Bei einem Sturz im Training zog sich der 26-Jährige Prellungen an Hüfte, Rippen und der Hand zu. Wer den Aufprall sieht, wird erstaunt sein, dass Scherrer wenige Minuten später überhaupt im Final antrat. Wegen der Schmerzen musste er seinen Trick kurzfristig aus dem Programm streichen. Dabei hatte es ihn fünf Jahre gekostet, um aus einer blossen Vorstellung diesen lebensechten Trick zu kreieren. «Es war keine schöne Situation. Aber ich musste mir eingestehen, dass in Laax der Zeitpunkt dafür noch nicht gekommen war», sagt Scherrer. Ein sauberer Run glückte ihm – beeinflusst von den Schmerzen – trotzdem nicht.

So hart der Auftakt in Laax für Scherrer war, er offenbart eine der grossen Stärken des Toggenburgers. Erfolge lassen ihn ebenso wenig ausflippen wie Rückschläge verzweifeln, er analysiert die Geschehnisse nüchtern und weiss sie einzuordnen. «Trotz Laax reise ich mit guten Gefühlen an die X-Games», sagt er. Scherrer hat den Schlachtplan für Aspen in einer Woche bereits im Kopf, «mit meinem Trick zum Abschluss», sagt er. Im Vorjahr gewann er am Einladungs-Wettbewerb Bronze, heuer steht er als einziger Europäer im achtköpfigen Teilnehmerfeld.

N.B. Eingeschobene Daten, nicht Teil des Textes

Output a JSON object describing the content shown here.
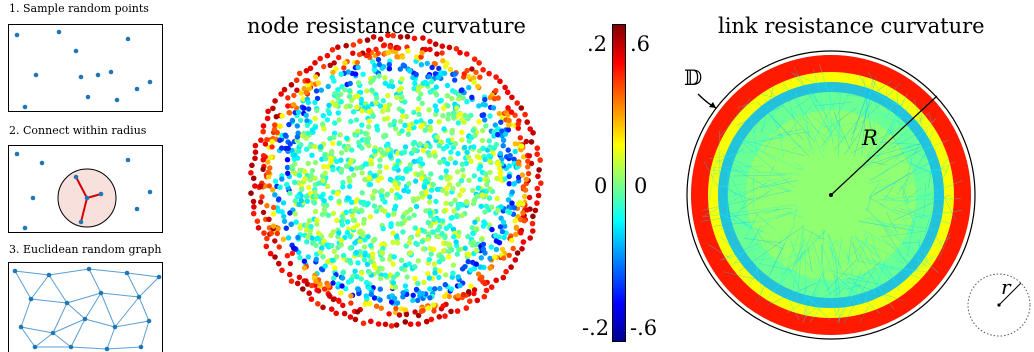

Der Sturz, die Schmerzen und das Brimborium um ihn und seinen Trick, der noch diesen umständlichen Namen trägt, lassen Scherrer beeindruckend unbeeindruckt. Womöglich wird er seiner Kreation bald einen neuen, leichteren Namen verpassen. Fans und Freunde liess er auf Instagram bereits abstimmen, sie entschieden sich für "Jan Tonic". Der Name gefiele ihm auch, doch geniesst die Taufe bei Scherrer keine Priorität. Erst will er seinen Trick in einem Wettkampf zeigen, ihn landen. Und dann, wer weiss, verknüpft er ihn vielleicht für immer mit dem eigenen Vornamen und seinem Lieblingsdrink. Etwas extravagant wäre es.